- Full name: Harald Robert Severin Klem
- Born: 21 June 1884 Tikøb, Denmark
- Died: 24 July 1954 (aged 70) Copenhagen, Denmark

Gymnastics career
- Discipline: Men's artistic gymnastics
- Country represented: Denmark
- Medal record
Men's artistic gymnastics
Representing Denmark
Intercalated Games
| Silver medal – second place | 1906 Athens | Team |

= Harald Klem =

Danish gymnast and swimmer

Harald Robert Severin Klem (21 June 1884 in Tikøb, Denmark – 24 July 1954 in Copenhagen, Denmark) was a Danish gymnast and swimmer who competed in the 1906 Intercalated Games and in the 1908 Summer Olympics.

At the 1906 Intercalated Games in Athens, he was a member of the Danish gymnastics team, which won the silver medal in the team, Swedish system event.

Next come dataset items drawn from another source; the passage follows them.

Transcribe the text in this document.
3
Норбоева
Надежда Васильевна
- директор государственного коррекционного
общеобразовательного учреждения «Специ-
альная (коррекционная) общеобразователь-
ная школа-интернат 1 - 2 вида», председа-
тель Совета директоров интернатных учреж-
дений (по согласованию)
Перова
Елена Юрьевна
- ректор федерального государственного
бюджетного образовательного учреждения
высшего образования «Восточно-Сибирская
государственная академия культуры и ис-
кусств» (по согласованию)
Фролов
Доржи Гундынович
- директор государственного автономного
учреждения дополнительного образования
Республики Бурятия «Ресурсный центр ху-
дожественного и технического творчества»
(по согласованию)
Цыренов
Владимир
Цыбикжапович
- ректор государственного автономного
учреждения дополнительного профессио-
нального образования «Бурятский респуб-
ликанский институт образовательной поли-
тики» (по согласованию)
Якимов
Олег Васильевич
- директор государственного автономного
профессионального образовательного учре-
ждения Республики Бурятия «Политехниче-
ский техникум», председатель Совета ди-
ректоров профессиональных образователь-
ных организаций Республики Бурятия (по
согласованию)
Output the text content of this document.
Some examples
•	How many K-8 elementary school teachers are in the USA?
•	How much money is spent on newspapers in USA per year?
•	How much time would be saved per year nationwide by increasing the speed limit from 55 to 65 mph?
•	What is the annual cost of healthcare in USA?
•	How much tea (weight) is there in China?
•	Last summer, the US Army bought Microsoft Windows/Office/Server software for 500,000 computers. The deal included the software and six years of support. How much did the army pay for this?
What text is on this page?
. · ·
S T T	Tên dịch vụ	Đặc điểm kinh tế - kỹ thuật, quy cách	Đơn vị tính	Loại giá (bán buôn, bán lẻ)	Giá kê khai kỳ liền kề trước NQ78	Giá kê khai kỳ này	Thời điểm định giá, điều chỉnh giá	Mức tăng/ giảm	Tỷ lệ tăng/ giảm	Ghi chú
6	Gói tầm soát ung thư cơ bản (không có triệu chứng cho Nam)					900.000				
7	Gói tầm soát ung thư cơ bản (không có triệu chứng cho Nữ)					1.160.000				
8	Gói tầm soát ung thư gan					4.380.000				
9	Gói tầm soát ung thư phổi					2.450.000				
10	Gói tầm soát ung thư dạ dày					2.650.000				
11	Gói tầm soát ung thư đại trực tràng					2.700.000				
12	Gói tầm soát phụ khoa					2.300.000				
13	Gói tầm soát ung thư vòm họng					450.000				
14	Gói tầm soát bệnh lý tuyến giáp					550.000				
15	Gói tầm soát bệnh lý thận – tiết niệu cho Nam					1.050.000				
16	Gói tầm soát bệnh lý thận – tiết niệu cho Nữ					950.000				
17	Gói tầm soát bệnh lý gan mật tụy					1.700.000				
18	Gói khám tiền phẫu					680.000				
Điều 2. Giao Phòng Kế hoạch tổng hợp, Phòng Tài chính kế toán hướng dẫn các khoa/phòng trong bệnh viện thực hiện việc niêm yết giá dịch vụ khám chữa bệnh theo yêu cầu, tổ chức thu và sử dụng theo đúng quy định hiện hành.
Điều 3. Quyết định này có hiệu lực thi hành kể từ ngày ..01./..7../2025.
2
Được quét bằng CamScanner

Two years later, he was part of the Danish team, which finished fourth in the team competition. His brother Erik Klem was a part of the same team. Harald Klem also finished fifth in his heat of 100 metre freestyle, third in his heat of 200 metre breaststroke and with a Danish 4x200 metre freestyle relay team second in his heat and did not advance in all occasions.